Giving Compass' Take:

• Ashley Stumvoll explains how shifting to 100 percent renewable energy would create demand for minerals that could lead to environmental degradation. 

• How can funders help to support research and development of increasingly clean energy? 

• Read more about different types of clean energy technologies


Climate change has widely reported negative consequences, including exacerbating severe weather patterns, harming wildlife, and potentially worsening human conflict and migration.

In an attempt to minimize these planetary changes, the Paris Agreement set the ambitious goal of limiting global warming to 1.5 degrees Celsius (2.7 degrees Fahrenheit) above pre-industrial levels by reducing greenhouse gas emissions. Innovations in renewable energy technologies like wind and solar power, along with electric vehicles (EVs), will be essential to hitting these goals. But according to experts, the long-awaited move to a fossil fuel-free economy will not come without its own set of issues.

"The transition toward a renewable energy and transport system requires a complex mix of metals—such as copper, cobalt, nickel, rare earths, lithium, and silver—many of which have only previously been mined in small amounts," says a recent report commissioned by Earthworks, an environmental non-profit that promotes sustainable solutions to the impacts of mineral and energy development.

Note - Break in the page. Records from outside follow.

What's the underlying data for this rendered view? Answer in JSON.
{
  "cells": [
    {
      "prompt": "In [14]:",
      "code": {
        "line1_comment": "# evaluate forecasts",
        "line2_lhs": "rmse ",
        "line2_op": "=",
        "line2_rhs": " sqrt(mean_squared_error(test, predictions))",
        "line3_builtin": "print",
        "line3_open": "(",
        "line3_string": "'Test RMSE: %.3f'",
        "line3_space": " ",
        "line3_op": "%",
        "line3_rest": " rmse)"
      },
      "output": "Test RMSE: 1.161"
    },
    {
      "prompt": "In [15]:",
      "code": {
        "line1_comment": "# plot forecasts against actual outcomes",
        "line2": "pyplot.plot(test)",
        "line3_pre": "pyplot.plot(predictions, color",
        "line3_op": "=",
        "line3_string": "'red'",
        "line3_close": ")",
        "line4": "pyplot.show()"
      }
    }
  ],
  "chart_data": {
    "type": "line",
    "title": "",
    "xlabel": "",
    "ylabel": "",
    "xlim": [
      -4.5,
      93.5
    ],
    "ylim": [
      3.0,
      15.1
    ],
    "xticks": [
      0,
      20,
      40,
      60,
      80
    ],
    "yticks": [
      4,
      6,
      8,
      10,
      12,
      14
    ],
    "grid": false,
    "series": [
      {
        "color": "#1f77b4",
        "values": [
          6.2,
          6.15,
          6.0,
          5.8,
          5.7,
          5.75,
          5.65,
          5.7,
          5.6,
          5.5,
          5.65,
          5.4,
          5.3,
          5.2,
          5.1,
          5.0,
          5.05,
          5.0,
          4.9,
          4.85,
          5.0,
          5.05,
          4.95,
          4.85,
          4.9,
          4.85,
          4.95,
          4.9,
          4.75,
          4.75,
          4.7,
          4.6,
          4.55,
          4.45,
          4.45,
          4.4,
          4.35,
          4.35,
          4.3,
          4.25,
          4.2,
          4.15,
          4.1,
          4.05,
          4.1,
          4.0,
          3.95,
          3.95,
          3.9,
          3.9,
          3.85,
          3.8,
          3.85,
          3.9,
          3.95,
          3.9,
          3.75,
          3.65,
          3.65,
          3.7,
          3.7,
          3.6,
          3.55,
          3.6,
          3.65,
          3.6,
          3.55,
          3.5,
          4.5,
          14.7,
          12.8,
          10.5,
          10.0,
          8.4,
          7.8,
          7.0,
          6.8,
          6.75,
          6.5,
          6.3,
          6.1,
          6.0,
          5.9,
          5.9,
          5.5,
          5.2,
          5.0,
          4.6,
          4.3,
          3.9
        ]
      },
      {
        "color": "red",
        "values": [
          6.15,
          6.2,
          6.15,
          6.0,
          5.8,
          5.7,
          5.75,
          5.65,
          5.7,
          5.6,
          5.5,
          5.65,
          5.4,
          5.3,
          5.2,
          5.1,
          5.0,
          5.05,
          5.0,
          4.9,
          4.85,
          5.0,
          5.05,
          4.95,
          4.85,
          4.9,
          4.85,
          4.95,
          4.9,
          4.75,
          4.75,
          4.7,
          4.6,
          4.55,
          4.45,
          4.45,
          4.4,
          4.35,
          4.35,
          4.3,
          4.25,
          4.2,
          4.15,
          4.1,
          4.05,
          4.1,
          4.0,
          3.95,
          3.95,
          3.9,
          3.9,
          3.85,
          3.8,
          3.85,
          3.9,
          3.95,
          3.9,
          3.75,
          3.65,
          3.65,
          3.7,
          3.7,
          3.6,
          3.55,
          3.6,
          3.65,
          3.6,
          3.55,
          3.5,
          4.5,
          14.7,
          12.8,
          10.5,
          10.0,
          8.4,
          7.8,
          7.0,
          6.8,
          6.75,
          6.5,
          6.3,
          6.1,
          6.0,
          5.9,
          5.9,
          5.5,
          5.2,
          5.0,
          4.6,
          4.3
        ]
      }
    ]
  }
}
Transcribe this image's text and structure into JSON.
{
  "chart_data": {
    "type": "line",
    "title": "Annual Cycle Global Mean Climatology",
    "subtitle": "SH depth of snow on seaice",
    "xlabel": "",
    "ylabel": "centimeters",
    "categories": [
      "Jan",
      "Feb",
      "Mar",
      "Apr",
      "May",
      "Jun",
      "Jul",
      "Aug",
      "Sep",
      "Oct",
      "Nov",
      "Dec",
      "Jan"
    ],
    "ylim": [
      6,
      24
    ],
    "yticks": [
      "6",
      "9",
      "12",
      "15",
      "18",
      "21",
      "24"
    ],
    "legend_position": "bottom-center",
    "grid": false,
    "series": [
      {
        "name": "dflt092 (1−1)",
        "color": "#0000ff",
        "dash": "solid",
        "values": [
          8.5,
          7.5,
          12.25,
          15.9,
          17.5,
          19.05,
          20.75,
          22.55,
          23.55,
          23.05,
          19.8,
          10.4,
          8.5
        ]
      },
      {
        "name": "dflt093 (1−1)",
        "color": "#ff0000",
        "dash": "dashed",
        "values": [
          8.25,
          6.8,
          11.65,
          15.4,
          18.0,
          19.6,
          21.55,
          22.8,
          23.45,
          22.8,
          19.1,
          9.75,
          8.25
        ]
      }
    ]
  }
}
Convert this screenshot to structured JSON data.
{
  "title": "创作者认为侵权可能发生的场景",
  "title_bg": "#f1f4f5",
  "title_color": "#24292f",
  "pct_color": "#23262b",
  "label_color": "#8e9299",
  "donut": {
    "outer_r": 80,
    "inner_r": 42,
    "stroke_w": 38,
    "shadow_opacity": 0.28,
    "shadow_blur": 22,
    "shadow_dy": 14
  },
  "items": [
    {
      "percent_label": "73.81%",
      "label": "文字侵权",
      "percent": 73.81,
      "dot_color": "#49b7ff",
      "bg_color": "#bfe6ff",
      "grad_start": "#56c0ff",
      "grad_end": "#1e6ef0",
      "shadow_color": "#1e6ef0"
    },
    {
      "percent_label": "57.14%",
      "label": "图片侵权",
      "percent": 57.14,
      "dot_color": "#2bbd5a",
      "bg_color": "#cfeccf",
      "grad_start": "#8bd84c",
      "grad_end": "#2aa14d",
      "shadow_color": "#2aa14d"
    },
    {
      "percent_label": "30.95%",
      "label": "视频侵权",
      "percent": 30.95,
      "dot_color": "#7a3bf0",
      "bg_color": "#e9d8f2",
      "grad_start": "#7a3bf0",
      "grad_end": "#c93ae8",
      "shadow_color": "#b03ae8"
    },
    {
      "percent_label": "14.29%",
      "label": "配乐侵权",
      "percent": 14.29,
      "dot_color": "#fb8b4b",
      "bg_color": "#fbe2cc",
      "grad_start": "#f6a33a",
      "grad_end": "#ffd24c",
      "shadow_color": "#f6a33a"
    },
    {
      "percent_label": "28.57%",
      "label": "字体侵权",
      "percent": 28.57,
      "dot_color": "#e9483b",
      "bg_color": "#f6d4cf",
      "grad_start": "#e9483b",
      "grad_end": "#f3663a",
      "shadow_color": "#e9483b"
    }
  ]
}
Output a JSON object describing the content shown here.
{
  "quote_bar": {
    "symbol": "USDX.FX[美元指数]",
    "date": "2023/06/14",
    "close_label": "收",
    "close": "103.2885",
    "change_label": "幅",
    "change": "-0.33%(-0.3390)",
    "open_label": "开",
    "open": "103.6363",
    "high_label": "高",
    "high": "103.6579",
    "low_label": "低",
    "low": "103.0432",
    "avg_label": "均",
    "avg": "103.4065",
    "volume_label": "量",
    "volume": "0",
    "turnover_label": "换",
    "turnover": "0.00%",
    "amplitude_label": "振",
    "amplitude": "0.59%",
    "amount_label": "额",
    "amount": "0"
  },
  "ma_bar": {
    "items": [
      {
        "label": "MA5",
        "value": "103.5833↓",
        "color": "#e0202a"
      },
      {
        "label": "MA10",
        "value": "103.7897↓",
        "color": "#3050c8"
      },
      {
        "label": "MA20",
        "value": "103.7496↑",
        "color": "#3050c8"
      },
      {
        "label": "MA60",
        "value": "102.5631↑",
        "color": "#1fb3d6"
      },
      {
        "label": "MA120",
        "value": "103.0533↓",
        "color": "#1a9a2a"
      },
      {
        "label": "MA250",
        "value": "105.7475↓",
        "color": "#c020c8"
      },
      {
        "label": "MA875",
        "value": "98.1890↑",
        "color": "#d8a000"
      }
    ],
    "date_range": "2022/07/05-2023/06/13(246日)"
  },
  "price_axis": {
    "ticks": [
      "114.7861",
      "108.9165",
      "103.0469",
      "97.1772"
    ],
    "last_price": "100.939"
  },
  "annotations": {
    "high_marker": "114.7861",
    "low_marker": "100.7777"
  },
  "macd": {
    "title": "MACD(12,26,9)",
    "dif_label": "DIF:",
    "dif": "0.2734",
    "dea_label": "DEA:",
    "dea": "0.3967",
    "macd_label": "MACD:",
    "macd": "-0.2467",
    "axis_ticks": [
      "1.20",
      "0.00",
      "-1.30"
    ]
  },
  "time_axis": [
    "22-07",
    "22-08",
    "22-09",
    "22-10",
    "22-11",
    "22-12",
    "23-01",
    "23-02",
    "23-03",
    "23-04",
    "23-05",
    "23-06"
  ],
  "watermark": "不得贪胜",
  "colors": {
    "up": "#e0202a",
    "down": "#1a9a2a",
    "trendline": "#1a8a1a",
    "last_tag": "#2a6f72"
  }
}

The report, compiled by a research team from the University of Technology Sydney's (UTS) Institute for Sustainable Futures (ISF), details issues in the supply chains of 14 minerals used in renewable energy production and use, including batteries for EVs. The researchers modeled demand for these "battery metals" on a scenario where society would use 100 percent renewable energy by 2050—a best-case situation for climate mitigation, but not necessarily for other aspects of the environment if current harmful mining practices continue as the industry standard, according to them.

While the study explores the considerable impacts of such mining on human health and culture, it shows that biodiversity could be under threat too.

"A rapid increase in demand for metals for renewable energy ... could lead to mining of marginal or unconventional resources, which are often in more remote or biodiverse places," said study co-author Elsa Dominish, a senior research consultant at the ISF. In short, some remote wilderness areas have maintained high biodiversity because they haven't yet been disturbed—but neither have their reserves of minerals, making these areas attractive targets for mining companies.